[Photo snapped at the running trail near our house]
I used to be a psychology major. Did you know that? I originally went into elementary education, but two weeks into my first education class, I knew I was headed down the wrong career path. (Out of all the homework assignments I completed at college, decorating a poster to explain number sets to first-graders was the only one that made me weep with frustration.) I then switched to psychology, much to the apathy of my department advisor. “I want to become a counselor who can help children and families out of abusive situations!” I announced with all the optimism of one about half a step into her own recovery. “Mm,” said my advisor, glancing at her watch. She clearly knew something about my future in psychology that I didn’t learn for myself until one day halfway through my junior year when I was tutoring a group of freshmen in creative writing and thinking that really, the school didn’t even need to pay me for it; I just loved working with the English language that much. In fact, I’d choose to read all thousand-plus pages of the Chicago Manual of Style over a five-page psychology case study any day.
“Wow, I’m so surprised you’re switching your major to English!” said no one. My parents kindly refrained from mentioning that every career test I’d taken throughout high school had told me I was meant for writing. My future husband, best friends, and liberal arts professors all took an it’s-about-time stance, and that was that. But what I want to tell you about today took place before the switch, back when I was still immersed in psychology coursework.

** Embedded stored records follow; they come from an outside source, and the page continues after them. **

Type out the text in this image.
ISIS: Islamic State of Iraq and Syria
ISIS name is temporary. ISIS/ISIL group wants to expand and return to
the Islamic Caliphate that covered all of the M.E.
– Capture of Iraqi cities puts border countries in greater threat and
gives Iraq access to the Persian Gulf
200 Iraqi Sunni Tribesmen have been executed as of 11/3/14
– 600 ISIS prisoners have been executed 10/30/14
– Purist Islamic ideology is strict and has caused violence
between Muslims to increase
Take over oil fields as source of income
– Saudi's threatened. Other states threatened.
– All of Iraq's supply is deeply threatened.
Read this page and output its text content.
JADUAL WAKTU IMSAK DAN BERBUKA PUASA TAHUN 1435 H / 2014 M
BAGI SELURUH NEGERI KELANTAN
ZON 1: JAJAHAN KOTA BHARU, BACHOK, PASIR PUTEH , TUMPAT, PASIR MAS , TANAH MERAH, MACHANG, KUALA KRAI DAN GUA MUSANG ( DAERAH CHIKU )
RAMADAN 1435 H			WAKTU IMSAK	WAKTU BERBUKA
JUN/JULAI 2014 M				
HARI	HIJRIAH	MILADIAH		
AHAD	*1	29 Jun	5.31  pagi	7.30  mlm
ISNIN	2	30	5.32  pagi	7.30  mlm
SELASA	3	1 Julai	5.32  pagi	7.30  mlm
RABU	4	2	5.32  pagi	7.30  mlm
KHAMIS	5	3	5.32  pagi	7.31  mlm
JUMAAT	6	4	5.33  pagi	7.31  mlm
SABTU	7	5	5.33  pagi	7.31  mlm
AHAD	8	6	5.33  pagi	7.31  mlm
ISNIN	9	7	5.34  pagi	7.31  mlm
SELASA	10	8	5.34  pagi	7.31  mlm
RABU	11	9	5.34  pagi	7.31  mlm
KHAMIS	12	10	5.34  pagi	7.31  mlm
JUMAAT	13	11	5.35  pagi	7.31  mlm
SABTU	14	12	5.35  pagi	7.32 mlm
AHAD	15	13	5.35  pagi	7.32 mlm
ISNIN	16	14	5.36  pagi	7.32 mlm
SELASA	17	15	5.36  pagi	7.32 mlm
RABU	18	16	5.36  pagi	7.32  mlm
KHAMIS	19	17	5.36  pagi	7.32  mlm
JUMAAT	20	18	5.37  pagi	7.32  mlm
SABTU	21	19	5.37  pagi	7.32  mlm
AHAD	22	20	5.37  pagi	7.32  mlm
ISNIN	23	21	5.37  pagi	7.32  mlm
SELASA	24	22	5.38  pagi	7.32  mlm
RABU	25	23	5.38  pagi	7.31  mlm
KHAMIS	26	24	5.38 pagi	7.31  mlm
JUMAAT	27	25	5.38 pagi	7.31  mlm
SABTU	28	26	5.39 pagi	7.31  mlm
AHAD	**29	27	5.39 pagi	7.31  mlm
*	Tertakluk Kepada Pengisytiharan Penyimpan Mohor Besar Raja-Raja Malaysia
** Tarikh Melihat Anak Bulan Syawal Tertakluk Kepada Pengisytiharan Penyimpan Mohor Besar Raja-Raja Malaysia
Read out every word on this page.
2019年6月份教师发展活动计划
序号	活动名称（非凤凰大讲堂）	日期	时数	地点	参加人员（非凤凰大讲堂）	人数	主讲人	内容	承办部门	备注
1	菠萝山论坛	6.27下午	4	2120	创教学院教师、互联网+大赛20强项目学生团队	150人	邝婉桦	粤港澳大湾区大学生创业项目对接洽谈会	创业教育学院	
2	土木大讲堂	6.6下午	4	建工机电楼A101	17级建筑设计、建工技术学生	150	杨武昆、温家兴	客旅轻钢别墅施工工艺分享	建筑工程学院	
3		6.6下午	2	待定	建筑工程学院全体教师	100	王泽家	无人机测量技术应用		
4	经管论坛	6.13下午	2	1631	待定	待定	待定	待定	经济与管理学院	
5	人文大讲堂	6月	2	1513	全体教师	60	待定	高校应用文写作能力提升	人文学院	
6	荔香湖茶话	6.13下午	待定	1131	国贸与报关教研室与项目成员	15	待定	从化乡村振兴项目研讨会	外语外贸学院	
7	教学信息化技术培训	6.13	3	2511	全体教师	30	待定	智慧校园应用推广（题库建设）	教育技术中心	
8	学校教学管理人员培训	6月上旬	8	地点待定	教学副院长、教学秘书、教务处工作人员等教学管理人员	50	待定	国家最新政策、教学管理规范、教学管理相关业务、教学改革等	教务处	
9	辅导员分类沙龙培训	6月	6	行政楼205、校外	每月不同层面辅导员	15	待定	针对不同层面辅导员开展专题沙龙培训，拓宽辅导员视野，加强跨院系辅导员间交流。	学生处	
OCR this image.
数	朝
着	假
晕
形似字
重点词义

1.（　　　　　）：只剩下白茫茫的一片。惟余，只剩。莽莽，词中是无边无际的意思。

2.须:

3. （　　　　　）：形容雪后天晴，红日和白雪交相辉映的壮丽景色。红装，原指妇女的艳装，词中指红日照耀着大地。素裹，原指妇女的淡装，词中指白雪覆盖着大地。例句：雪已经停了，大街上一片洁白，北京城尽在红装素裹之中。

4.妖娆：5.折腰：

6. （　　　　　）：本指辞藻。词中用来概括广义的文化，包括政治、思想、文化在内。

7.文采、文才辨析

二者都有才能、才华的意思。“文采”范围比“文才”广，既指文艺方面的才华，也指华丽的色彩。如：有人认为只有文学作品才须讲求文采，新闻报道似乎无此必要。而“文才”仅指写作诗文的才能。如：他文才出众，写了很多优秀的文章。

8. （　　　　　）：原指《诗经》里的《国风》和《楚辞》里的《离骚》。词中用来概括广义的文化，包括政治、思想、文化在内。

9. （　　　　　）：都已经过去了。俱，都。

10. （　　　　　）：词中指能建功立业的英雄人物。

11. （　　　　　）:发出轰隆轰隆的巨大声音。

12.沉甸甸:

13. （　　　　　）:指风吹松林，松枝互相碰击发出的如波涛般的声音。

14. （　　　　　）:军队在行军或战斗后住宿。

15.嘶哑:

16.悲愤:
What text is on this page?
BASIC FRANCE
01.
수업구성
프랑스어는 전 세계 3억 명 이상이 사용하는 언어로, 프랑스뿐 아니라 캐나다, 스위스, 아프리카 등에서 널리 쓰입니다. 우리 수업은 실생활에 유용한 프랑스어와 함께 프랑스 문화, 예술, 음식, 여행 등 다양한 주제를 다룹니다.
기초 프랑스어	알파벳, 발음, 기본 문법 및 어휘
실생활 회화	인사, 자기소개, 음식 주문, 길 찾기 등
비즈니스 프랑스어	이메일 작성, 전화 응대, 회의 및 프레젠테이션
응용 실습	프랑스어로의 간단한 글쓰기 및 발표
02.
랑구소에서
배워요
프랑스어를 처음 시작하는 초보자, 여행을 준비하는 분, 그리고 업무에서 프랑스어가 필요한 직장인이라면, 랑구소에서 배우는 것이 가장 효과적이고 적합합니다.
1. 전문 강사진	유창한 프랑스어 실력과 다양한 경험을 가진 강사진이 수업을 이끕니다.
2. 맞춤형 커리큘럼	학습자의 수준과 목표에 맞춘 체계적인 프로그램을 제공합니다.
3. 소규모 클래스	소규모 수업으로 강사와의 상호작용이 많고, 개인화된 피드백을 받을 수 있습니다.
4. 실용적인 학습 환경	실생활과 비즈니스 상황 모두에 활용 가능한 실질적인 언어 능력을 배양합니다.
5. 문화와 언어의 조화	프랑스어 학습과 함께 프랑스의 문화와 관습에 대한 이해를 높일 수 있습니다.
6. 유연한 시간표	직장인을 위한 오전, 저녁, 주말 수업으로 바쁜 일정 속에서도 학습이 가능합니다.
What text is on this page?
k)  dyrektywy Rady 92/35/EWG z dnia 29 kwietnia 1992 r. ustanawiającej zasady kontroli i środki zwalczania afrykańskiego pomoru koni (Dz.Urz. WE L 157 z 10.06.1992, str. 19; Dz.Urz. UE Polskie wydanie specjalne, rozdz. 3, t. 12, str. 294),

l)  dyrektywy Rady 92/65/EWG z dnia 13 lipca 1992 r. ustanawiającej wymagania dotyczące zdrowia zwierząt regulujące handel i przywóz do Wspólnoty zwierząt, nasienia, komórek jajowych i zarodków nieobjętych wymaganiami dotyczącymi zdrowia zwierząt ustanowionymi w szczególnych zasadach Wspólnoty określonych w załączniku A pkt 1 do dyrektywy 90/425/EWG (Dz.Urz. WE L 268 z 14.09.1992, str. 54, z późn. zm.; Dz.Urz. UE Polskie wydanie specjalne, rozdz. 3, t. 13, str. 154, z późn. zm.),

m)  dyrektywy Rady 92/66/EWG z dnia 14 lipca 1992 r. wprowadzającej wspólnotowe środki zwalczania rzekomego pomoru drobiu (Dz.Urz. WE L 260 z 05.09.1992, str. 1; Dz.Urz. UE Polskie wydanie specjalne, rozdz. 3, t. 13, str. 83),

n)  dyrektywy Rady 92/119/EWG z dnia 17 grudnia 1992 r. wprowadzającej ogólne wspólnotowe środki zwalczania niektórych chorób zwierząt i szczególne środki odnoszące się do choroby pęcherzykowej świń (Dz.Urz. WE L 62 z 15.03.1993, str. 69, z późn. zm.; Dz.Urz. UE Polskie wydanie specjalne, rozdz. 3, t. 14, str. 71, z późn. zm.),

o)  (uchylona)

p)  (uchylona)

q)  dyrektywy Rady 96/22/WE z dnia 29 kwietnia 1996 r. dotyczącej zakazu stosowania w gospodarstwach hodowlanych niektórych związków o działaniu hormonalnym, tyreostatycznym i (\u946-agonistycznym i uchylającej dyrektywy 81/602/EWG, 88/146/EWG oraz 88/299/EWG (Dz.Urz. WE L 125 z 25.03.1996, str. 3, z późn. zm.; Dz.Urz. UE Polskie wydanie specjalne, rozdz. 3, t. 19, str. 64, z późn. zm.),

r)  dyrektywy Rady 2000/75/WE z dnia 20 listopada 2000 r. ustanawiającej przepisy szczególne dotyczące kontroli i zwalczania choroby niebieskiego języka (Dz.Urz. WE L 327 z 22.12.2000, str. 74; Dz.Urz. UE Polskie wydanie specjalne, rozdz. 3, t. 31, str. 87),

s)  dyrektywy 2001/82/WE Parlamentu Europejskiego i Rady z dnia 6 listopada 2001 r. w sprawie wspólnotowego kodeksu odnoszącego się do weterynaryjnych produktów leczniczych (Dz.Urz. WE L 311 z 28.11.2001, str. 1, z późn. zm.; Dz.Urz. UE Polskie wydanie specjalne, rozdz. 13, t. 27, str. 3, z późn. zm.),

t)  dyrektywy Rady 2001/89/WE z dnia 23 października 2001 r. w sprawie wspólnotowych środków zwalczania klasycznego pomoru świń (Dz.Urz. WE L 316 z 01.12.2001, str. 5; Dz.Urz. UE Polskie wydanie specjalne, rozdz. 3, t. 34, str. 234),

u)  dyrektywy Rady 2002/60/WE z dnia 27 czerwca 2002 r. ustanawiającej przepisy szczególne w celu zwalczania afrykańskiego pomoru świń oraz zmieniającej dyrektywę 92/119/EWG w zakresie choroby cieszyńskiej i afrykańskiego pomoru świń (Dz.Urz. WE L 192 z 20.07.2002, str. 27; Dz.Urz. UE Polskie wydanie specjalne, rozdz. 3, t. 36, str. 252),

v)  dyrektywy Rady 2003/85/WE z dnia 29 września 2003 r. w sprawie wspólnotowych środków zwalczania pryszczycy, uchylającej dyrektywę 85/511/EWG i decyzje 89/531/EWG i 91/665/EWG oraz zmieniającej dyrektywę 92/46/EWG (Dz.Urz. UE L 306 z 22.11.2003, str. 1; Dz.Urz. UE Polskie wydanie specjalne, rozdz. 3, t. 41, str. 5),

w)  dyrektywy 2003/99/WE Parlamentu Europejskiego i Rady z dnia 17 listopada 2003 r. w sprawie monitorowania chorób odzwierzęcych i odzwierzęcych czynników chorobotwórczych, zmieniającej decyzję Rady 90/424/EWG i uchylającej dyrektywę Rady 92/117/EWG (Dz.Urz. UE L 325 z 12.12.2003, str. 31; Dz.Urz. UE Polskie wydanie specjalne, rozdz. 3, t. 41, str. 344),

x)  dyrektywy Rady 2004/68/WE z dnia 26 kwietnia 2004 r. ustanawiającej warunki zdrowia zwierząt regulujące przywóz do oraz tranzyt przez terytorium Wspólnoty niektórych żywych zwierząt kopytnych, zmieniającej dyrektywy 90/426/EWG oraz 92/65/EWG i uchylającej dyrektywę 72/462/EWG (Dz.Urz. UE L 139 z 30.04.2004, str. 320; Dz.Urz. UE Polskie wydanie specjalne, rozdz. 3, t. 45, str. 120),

During class one afternoon, my professor handed out a questionnaire meant to help us discover how much control we felt we had over our own lives. I can’t remember the official terminology, but it was designed to evaluate in ten minutes or less whether we were fatalists or… uh, whatever the opposite of that would be. Controlists? (Psychologist friends, help!) That damn questionnaire ranks as second most overwhelming homework assignment of my college career. I could not figure out how to answer the simple multiple-choice, no-wrong-answer questions.
I believe that my success in life is:
A) Dependent on hard work and perseverance
B) Up to chance
When something bad happens to me, I:
A) Believe that I caused it by something I did
B) Believe other people or circumstances out of my control caused it
What I needed was an “All of the above” option because, as it turned out, I believed simultaneously that I was powerless to change my life and that every negative aspect of my life was my fault. Lord o’ mercy.
Discovering this about myself did absolutely nothing to fix it. Religious dysfunction runs deep, and my theology had taught me that even though God was Supreme Micromanager of the Universe, I could inadvertently sway his decisions by being too [fill-in-the-blank] or not [fill-in-the-blank] enough. The good in my life—and there was much good—made me feel like I was getting away with something, that some glitch in the divine system was giving me an edge I didn’t deserve. Meanwhile, the difficult parts of my life were proof of my own personal failure. The result was that I strove for perfection without ever seeing the correlation between hard work and good results. I had absolutely no concept of goal-setting.
Truth be told, I still didn’t have a concept of it last year when I started training for a marathon—arguably one of the biggest goals a couch potato like me could set. I find it notable that I signed up for the marathon to see if I could surprise myself; I put no real trust in my training program or the slow and steady progress I made throughout those five months. It all seemed up to fate until the very end, when I sank my jellified bones onto a bench in the finishers’ zone and considered what I had just done. What I had done. With willpower and time and action verbs and a very conscious determination to try, I had succeeded at a challenge. Fatalism could go stuff it.
I didn’t realize how profoundly the marathon had changed my thinking though until a couple of weeks ago. Sophie had brought home a poem to memorize for school, and I kept hearing snatches of it as I walked past her room. She even tried practicing it while she brushed her teeth. I was impressed to see a first-grader taking that much initiative, and it wasn’t a surprise the next day to hear she had gotten the highest possible grade on her recitation. “Great job!” I told her. “You worked so hard to memorize that poem, and it paid off!”
Perhaps that is a very normal thing for a parent to say, but the words felt shiny and exotic slipping over my tongue. Never before had I linked cause and effect so confidently, and it wasn’t limited to my daughter’s grades either. I realized that I was holding several challenging areas of life in my hands, weighing them and strategizing instead of just brooding over them from afar. For the first time I can remember, I felt like I had a say in the outcomes of my life. Not the full say, and probably not the final one either, but the power to chart new directions nonetheless.
I’m afraid that if I write any more, this post will degenerate into a vaguely formulaic, click-bait-style article (“How Running a Marathon Turned Me Into an Optimist!”), and the last thing I want to treat as trivial is my journey out of fundamentalism. I want you to know though that while claiming power over one’s own life may sound like an Oprah-ism, it’s really the rush of wind changing directions. It’s the glorious muck on your hands as you shape goals into being. It’s the crumple of a psychology questionnaire hitting the wastebasket because you no longer need multiple-choice questions to define (or upend) you. It’s the rhythm of running shoes on pavement, steady with the hope that you’re actually, finally going somewhere.